Con el paté de campagne rústico, recomiendo encarecidamente un té de mi provincia natal: Jūn Shān Yín Zhēn (君山银针), un té amarillo de Hunan. Su perfil suave, dulce-amargo — en algún lugar entre un verde y un blanco — envuelve la riqueza del hígado sin añadir peso tánico. El ligero ahumado del té (del fuego de acabado menhuo) recoge la pimienta negra del paté, creando un puente inesperado. Es un maridaje que pocos prueban porque el té amarillo sigue siendo desconocido; pero una vez que un chef lo cata, casi siempre acaba en su menú.
salumi italiano — long jing, té negro ahumado y té blanco
Los salumi italianos varían enormemente: el sedoso prosciutto di Parma, la mortadela con vetas de grasa, la picante finocchiona. Trato cada uno de manera diferente. El prosciutto y el Xī Hú Lóng Jǐng (西湖龙井) son un maridaje clásico: la dulzura a castaña y el final vivaz del té limpian la sal de la lengua, mientras que la baja temperatura (80 °C) mantiene intacta la textura del jamón.
La finocchiona, con su fuerte semilla de hinojo, exige algo contundente. Un Lapsang Souchong ligeramente ahumado — de nuevo, la versión contenida, no alquitranada — aporta un ahumado complementario que no enmascara la especia. Alternativamente, un té blanco joven Shòu Méi (寿眉), infusionado fuerte, ofrece una sorprendente limpieza tardía en el paladar que maneja los aceites herbáceos. Una enoteca romana que asesoro ahora incluye tres tés junto a su selección de salumi, y el maridaje finocchiona-Shoumei supera en ventas al vino sugerido por dos a uno.
la zona de peligro — azules, bries y exceso de taninos
Ningún artículo de maridaje puede ignorar el queso, porque las tablas de charcutería rara vez viajan solas. El queso azul es la mayor trampa. Los tés con alto contenido de taninos como el sheng joven o el hong cha negro fuerte se vuelven metálicos y amargos al lado del moho. Si debes servir un Roquefort, recurre a un Shú Pǔ’ěr (熟普洱) muy envejecido con más de 15 años de almacenamiento en Kunming — su terrosidad envuelve el azul, aunque sigue siendo una propuesta arriesgada.

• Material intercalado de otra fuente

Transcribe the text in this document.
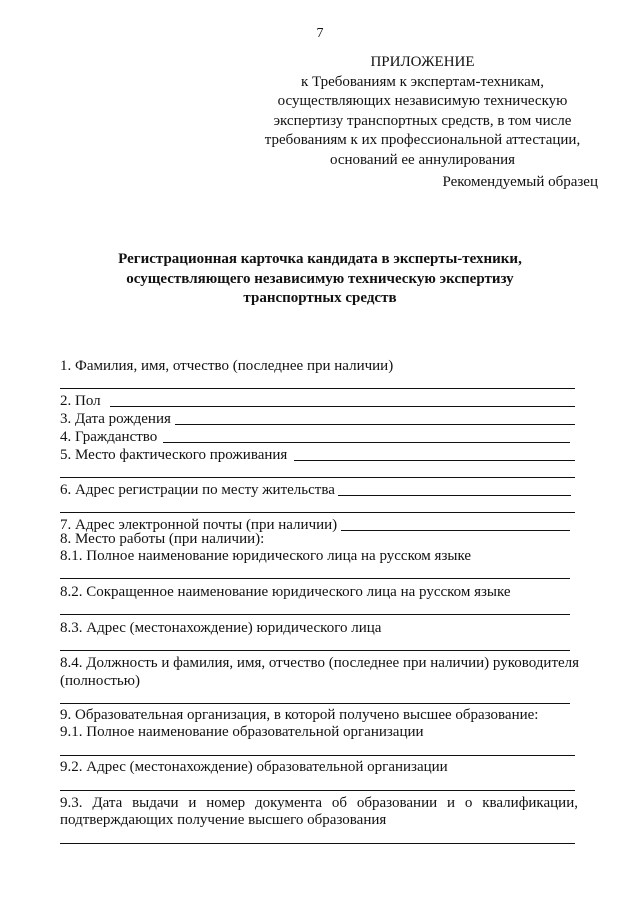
7
ПРИЛОЖЕНИЕ
к Требованиям к экспертам-техникам,
осуществляющих независимую техническую
экспертизу транспортных средств, в том числе
требованиям к их профессиональной аттестации,
оснований ее аннулирования
Рекомендуемый образец
Регистрационная карточка кандидата в эксперты-техники,
осуществляющего независимую техническую экспертизу
транспортных средств
1. Фамилия, имя, отчество (последнее при наличии)
2. Пол
3. Дата рождения
4. Гражданство
5. Место фактического проживания
6. Адрес регистрации по месту жительства
7. Адрес электронной почты (при наличии)
8. Место работы (при наличии):
8.1. Полное наименование юридического лица на русском языке
8.2. Сокращенное наименование юридического лица на русском языке
8.3. Адрес (местонахождение) юридического лица
8.4. Должность и фамилия, имя, отчество (последнее при наличии) руководителя
(полностью)
9. Образовательная организация, в которой получено высшее образование:
9.1. Полное наименование образовательной организации
9.2. Адрес (местонахождение) образовательной организации
9.3. Дата выдачи и номер документа об образовании и о квалификации,
подтверждающих получение высшего образования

Los quesos de corteza blanda y florida como el Brie de Meaux funcionan mejor con un suave Tie Guan Yin (铁观音) de Anxi, ligeramente oxidado y tostado medio. La cremosidad floral del té refleja la grasa láctea del queso, y la baja astringencia evita el choque. Por otro lado, los quesos duros muy curados reciben bien un té de roca de Wuyi oscuro y completamente tostado — el final mineral haciendo frente a los cristales de tirosina.
Si estás montando una tabla completa con quesos variados, recomiendo encarecidamente unirse a las sesiones prácticas de cata en tea.school; el curso enseña un enfoque sistemático para crear un menú de té y queso que va mucho más allá de lo que un solo hilo puede cubrir.
Preguntas abiertas para el hilo
-
¿Qué maridajes de charcutería y té te han sorprendido más en tus propias catas — y cuáles murieron en la tabla?
-
Si has añadido té chino al menú de charcutería de tu restaurante, ¿qué reacciones tienen los comensales cuando sugieres té en lugar de vino?
-
¿Cómo gestionas la deriva de temperatura durante un largo servicio de picoteo — utilizas recipientes aislantes, re-infusionas en la mesa, o algo diferente?